La Terrasse

"La culture est une résistance à la distraction" Pasolini

Théâtre - Critique

Cassé

Cassé - Critique sortie Théâtre
Légende : Cassé ou la peinture d’un monde qui disparaît. Crédit photo : A Nordmann

Publié le 10 février 2012 - N° 195

Dans Cassé, un monde s’écroule. A travers une longue comédie où la mise en scène de Christophe Rauck fait briller les acteurs et l’écriture singulière de Rémi de Vos, l’illusion du travail émancipateur se brise dans un rire amer.

Dans la cartographie bien réglée du théâtre, Rémi de Vos a toujours traversé les frontières. Auteur hybride à cheval entre le théâtre subventionné et le théâtre privé, qui repeint le genre de la comédie d’une couleur des plus noires, de Vos développe une écriture s’attaquant au système autant qu’à la faiblesse individuelle. Il a répondu avec Cassé à une commande que lui avait passée Christophe Rauck. Résultat : une comédie sur le travail qui navigue entre le vaudeville et le documentaire, jette les salariés à la porte et le mari dans le placard. Au centre de ce spectacle, Christine, qui travaille depuis ses débuts chez Prodex, vieille entreprise française d’électroménager, vient d’être licenciée à la faveur d’une délocalisation en Hongrie. Son mari, ingénieur informaticien déclassé, vide les poubelles dans les bureaux d’une entreprise où se multiplient les suicides. Au bord de la dépression, Christine ressasse sans fin son passé faute de pouvoir s’inventer un avenir. C’est paradoxalement de la fausse mort de son mari que celui-ci va surgir…

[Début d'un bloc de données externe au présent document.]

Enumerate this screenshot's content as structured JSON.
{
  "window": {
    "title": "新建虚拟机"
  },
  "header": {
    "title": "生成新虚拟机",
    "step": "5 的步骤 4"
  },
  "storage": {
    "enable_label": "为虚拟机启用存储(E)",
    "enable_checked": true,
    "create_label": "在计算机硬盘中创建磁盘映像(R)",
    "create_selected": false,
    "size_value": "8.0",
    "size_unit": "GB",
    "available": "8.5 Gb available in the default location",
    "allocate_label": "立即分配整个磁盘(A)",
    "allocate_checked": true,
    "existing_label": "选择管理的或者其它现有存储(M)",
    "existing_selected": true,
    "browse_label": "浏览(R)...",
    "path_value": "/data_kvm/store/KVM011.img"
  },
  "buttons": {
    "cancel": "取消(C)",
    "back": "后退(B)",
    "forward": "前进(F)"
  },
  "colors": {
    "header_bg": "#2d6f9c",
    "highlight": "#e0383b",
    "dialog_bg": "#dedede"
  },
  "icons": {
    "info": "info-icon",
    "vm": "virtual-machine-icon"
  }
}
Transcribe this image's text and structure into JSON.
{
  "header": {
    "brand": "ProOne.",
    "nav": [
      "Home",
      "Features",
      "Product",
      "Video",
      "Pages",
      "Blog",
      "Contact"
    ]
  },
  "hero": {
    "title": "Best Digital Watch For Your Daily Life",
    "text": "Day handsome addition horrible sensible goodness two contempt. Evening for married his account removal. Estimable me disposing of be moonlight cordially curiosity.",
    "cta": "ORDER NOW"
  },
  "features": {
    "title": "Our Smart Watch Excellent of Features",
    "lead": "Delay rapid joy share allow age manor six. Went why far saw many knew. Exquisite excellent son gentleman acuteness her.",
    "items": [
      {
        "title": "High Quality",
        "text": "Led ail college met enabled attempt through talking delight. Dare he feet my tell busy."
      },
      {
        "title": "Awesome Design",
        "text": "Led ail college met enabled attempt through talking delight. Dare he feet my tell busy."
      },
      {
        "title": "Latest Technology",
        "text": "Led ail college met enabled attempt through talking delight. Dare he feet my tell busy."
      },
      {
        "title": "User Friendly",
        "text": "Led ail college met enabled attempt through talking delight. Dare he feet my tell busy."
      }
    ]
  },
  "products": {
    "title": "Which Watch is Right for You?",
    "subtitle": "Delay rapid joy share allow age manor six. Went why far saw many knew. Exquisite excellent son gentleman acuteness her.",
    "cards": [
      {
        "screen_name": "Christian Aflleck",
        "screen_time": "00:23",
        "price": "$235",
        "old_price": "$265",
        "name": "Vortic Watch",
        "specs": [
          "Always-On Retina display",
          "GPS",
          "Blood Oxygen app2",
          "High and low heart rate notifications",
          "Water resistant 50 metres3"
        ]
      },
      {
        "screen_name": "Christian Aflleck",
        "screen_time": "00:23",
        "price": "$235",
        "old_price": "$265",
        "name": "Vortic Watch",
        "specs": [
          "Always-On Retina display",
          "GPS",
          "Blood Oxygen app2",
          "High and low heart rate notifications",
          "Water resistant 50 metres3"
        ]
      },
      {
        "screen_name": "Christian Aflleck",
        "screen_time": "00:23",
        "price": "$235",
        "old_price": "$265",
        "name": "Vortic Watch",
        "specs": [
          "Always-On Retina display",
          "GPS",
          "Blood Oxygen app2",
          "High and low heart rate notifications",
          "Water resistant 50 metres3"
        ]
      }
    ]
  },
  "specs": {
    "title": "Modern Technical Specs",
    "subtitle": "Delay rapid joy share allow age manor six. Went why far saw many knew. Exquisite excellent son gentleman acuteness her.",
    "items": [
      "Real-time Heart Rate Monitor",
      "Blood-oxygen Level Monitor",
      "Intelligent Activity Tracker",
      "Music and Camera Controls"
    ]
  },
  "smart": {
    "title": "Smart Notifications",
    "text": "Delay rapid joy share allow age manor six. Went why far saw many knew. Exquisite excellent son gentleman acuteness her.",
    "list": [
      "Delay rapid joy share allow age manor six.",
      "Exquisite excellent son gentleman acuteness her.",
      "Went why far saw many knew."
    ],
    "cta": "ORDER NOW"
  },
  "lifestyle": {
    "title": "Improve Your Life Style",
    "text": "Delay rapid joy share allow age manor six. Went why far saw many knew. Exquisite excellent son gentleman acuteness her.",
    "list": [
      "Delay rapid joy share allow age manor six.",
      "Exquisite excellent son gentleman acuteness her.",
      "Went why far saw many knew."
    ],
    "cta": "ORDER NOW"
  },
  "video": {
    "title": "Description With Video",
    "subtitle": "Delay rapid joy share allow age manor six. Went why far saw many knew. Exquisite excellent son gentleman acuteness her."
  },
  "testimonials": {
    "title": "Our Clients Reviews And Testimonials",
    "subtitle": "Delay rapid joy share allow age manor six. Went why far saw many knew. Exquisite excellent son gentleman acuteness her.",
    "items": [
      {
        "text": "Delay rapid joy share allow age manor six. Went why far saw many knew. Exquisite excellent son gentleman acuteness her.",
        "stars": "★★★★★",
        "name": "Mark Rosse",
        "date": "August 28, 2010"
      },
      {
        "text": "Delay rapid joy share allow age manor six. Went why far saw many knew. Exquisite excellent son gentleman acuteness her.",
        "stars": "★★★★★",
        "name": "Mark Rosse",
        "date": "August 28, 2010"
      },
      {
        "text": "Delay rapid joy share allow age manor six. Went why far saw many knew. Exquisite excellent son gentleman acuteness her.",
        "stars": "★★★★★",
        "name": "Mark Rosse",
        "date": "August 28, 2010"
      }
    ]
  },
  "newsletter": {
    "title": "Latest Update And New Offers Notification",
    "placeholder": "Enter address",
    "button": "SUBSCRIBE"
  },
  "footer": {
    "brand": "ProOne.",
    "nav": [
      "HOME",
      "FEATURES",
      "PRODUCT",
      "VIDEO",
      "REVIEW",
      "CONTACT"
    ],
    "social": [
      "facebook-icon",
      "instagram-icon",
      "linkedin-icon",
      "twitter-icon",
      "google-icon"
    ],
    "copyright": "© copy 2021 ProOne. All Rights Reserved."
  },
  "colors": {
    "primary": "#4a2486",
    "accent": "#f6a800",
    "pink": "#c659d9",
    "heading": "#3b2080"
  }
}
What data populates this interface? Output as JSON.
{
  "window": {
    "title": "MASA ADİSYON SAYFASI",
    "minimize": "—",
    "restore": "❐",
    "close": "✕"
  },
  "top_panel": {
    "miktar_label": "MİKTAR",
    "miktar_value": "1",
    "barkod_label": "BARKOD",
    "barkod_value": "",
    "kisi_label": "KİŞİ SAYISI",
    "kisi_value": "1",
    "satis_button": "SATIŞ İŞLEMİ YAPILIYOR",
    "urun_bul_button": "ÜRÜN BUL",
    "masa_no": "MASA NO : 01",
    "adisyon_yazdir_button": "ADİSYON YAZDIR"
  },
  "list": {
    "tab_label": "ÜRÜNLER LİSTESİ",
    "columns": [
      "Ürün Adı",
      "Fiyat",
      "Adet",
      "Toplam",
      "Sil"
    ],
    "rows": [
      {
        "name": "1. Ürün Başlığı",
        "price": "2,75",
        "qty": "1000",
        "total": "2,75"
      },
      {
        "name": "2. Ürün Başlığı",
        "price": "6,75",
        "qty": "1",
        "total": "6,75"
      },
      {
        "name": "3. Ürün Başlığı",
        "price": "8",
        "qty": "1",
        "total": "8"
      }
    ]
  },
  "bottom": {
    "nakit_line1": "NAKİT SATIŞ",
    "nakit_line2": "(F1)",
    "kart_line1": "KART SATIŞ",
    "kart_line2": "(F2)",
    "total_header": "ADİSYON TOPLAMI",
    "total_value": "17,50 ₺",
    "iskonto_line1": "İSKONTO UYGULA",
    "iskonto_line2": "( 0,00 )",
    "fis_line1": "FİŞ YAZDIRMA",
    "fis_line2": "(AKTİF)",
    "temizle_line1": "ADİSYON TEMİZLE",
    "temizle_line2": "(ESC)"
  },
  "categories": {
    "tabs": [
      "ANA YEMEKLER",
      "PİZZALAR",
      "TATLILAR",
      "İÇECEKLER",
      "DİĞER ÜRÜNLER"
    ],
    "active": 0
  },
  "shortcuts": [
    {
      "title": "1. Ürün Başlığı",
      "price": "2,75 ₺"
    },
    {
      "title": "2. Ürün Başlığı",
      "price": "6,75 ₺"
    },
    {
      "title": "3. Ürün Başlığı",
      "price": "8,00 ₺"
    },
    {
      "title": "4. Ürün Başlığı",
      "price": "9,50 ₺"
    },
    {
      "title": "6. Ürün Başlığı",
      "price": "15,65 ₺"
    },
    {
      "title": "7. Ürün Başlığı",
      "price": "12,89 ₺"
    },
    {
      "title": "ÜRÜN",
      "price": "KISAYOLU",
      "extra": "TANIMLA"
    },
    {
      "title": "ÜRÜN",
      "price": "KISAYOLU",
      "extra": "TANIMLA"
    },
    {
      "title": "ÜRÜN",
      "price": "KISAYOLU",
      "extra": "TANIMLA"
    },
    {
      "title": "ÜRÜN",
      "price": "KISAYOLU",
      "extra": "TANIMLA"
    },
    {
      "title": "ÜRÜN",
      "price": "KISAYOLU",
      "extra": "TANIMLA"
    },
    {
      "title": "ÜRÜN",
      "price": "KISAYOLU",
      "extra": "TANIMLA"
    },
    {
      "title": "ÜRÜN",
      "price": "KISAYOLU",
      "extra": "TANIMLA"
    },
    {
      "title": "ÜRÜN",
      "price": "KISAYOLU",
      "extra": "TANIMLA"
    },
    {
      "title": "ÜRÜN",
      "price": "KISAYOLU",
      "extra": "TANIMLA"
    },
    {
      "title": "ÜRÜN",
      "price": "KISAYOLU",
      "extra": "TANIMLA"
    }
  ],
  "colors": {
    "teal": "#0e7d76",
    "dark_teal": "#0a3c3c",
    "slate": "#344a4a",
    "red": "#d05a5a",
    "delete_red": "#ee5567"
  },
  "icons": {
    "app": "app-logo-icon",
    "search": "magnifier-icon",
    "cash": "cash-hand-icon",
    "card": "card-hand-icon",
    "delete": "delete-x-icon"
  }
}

La profondeur noire que peut véhiculer la gaieté

Fin des solidarités, du syndicalisme, de l’entreprise familiale ou de la fierté ouvrière, à quoi s’accrocher aujourd’hui quand on est salarié ? Ne resteraient que l’individualisme et la débrouille ? Sans tisser l’arrière-plan d’un âge d’or disparu, cette pièce dépeint bien un monde qui meurt sous les coups répétés des formes contemporaines du marché et de l’organisation du travail. Christophe Rauck plante d’ailleurs ses personnages dans un décor escamotable d’un appartement années 50 derrière lequel s’élève un immeuble à la Zola dont chaque étage se révèle davantage détérioré que le précédent. Comme si plutôt que de s’élever, l’univers de cet immeuble s’enfonçait. Enterrement de première classe donc pour le couple déclassé et ceux qui gravitent autour : des parents un peu cinglés, un médecin amoureux, un voisin geek surdiplômé amateur de blagues internet et une secrétaire volage et abusée. Des figures à la limite du cliché bien sûr, comédie oblige, parfaitement interprétées dans un jeu aux postures et gestes stylisés qui laisse sa part belle à la sincérité. Dans cet exercice, Virginie Colemyn excelle, offrant pendant près de deux heures trente sur le plateau  sa présence fragile et décidée et le timbre éraillé d’une voix humble qui place toujours les larmes à portée de main du rire.  L’écriture de de Vos triture pendant ce temps la mécanique théâtrale de la comédie avec brio et replonge régulièrement le spectateur dans le terreau du réel. Une alternance singulière dont Christophe Rauck s’empare avec justesse pour donner à ce spectacle toute la profondeur noire que peut véhiculer la gaieté.

Eric Demey


Cassé de Rémi de Vos, mise en scène de Christophe Rauck. Jusqu’au 12 février au Théâtre Gérard Philipe, 59 Bd Jules Guesde à St-Denis. Tél : 01 48 13 70 00.